Support a Real Clown for President


We've been sending wanabee clown after clown to Congress and yes even to the office of the President.

It's time that America sends a real clown to Washington.

If the parole board...urgh....I mean the medical board allows Kinko to leave Atascadero Kinko can make a real difference in America.

I don't think that this will be a problem as Kinko has not had schock therapy in the last 30 days and due to treatment with Thorazine, Kinko hardly ever hears voices in his head.

Kinko proposes the following platform:

1. Housing - You have a right to own a home even if someone else has to pay for it.
If you are losing your home it is not your fault. Although you signed a contract stating that you promised to pay $4000 a month for your home knowing that you only make $2000 a month foreclosures can all be blamed on George W. Bush. He made you buy that home and take loan after loan against it. So we triple the size of the real estate bail out

2. Education - Spend billions and billions of dollars just like George Bush did. Who cares if the children are still dropping out.

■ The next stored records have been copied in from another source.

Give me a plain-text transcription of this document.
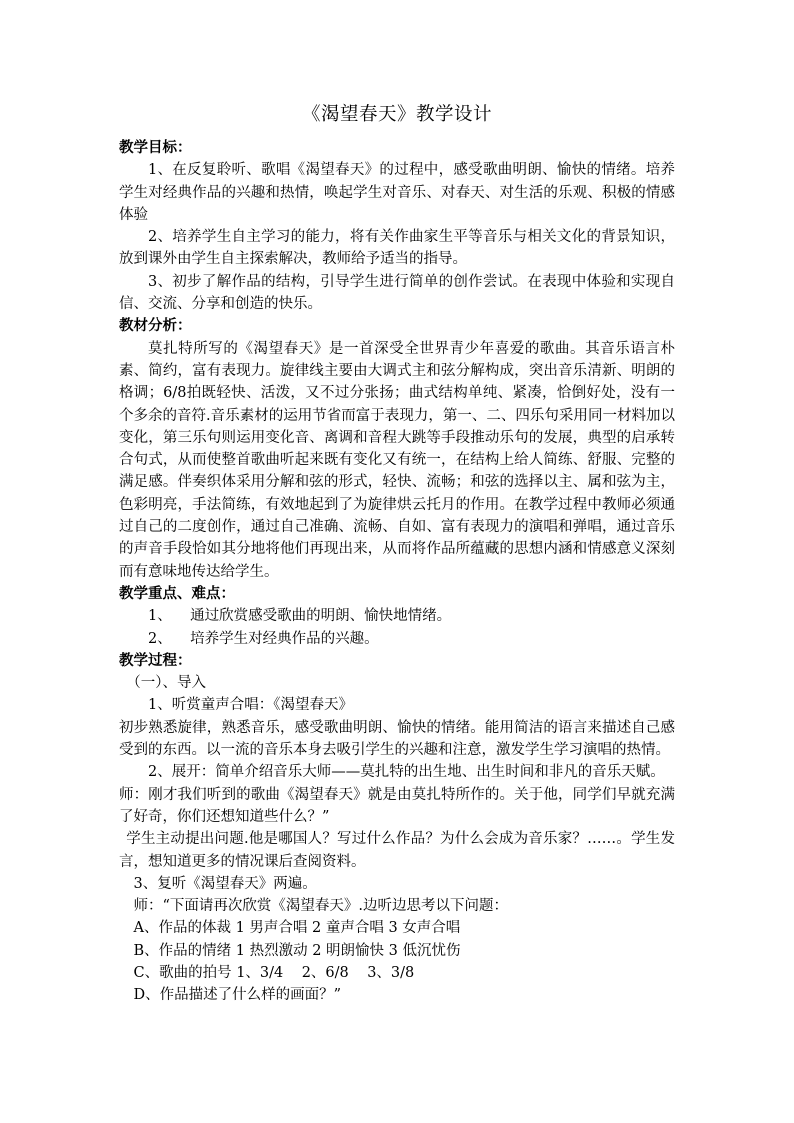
《渴望春天》教学设计

教学目标：

1、在反复聆听、歌唱《渴望春天》的过程中，感受歌曲明朗、愉快的情绪。培养学生对经典作品的兴趣和热情，唤起学生对音乐、对春天、对生活的乐观、积极的情感体验

2、培养学生自主学习的能力，将有关作曲家生平等音乐与相关文化的背景知识，放到课外由学生自主探索解决，教师给予适当的指导。

3、初步了解作品的结构，引导学生进行简单的创作尝试。在表现中体验和实现自信、交流、分享和创造的快乐。

教材分析：

莫扎特所写的《渴望春天》是一首深受全世界青少年喜爱的歌曲。其音乐语言朴素、简约，富有表现力。旋律线主要由大调式主和弦分解构成，突出音乐清新、明朗的格调；6/8拍既轻快、活泼，又不过分张扬；曲式结构单纯、紧凑，恰倒好处，没有一个多余的音符.音乐素材的运用节省而富于表现力，第一、二、四乐句采用同一材料加以变化，第三乐句则运用变化音、离调和音程大跳等手段推动乐句的发展，典型的启承转合句式，从而使整首歌曲听起来既有变化又有统一，在结构上给人简练、舒服、完整的满足感。伴奏织体采用分解和弦的形式，轻快、流畅；和弦的选择以主、属和弦为主，色彩明亮，手法简练，有效地起到了为旋律烘云托月的作用。在教学过程中教师必须通过自己的二度创作，通过自己准确、流畅、自如、富有表现力的演唱和弹唱，通过音乐的声音手段恰如其分地将他们再现出来，从而将作品所蕴藏的思想内涵和情感意义深刻而有意味地传达给学生。

教学重点、难点：

1、    通过欣赏感受歌曲的明朗、愉快地情绪。

2、    培养学生对经典作品的兴趣。

教学过程：

（一）、导入

1、听赏童声合唱：《渴望春天》

初步熟悉旋律，熟悉音乐，感受歌曲明朗、愉快的情绪。能用简洁的语言来描述自己感受到的东西。以一流的音乐本身去吸引学生的兴趣和注意，激发学生学习演唱的热情。

2、展开：简单介绍音乐大师——莫扎特的出生地、出生时间和非凡的音乐天赋。

师：刚才我们听到的歌曲《渴望春天》就是由莫扎特所作的。关于他，同学们早就充满了好奇，你们还想知道些什么？”

学生主动提出问题.他是哪国人？写过什么作品？为什么会成为音乐家？……。学生发言，想知道更多的情况课后查阅资料。

3、复听《渴望春天》两遍。

师：“下面请再次欣赏《渴望春天》.边听边思考以下问题：

A、作品的体裁 1 男声合唱 2 童声合唱 3 女声合唱

B、作品的情绪 1 热烈激动 2 明朗愉快 3 低沉忧伤

C、歌曲的拍号 1、3/4    2、6/8    3、3/8

D、作品描述了什么样的画面？”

Who cares if they don't learn a thing. The true political measure of an education plan is how many teachers and their unions vote for your party. Does increased spending increase results? Of course not. California is a great example of this. Our governator has spent over 41 billlion dollars more in the last 5 years. The State budget went up 40% and the high school graduation rate stayed the same. California teachers earn $59,000 to start, tied in 1st place nationally with Connecticut.

3. Unions - Kinko views the unions favorably. They have a wonderful sense of humor. First they support the Employee Free Choice Act. This takes away the right to vote for or against the union using a secret ballot. This way if you vote against joining the union organizers Guido and Carmine now have the Freedom to beat you up. You get a second chance to vote the right way. Through swollen blood shot eyes you take the one hand that they did not break and you vote a resounding yes!!! Look for the Union label!! Isn't freedom wonderful?

4. Energy - We become immediate friends with Hugo Chavez even though we may think he has the morals of a pimp. Since Kinko is going to hire thousands of new teachers to assure their vote we can trade teachers for Petrol. Problem solved. By using our advanced teaching methods we can assure that Venezuelan kids don't pass ours.

5. Immigration. - We contract out our immigration work to the Castro brothers in Cuba. During all previous regimes Cuba had a net inflow of immigrants. Since the Castros took over power no one wants to go to Cuba and 15% of the population has risked becoming shark lunch by leaving. We can also turn over part of the job to the unions as in Mississippi. It was the union that called ICE and ratted out the undocumented workers. Their crime: They refused to join the union,.

6. Native Americans - Kinko believes in honoring our tradition of fair play and justice towards Native Americans. Declare war on them! They still got some lands we could use.

7. Gun Control - Kinko supports the 2nd amendment especially the part of having the right to arm bears.

There you have it. Real Change!!! Forget that clown Obama. Kinko doesn't own 7 homes he lives in a small rubber covered room. It's time to send a real clown to Washington!

About Kinko Da Clown:
KInko is a swell type of guy. Had a few problems and was sent to the Atascadero State Mental Hospital. Parole board to meet soon. Maybe Kinko gets out!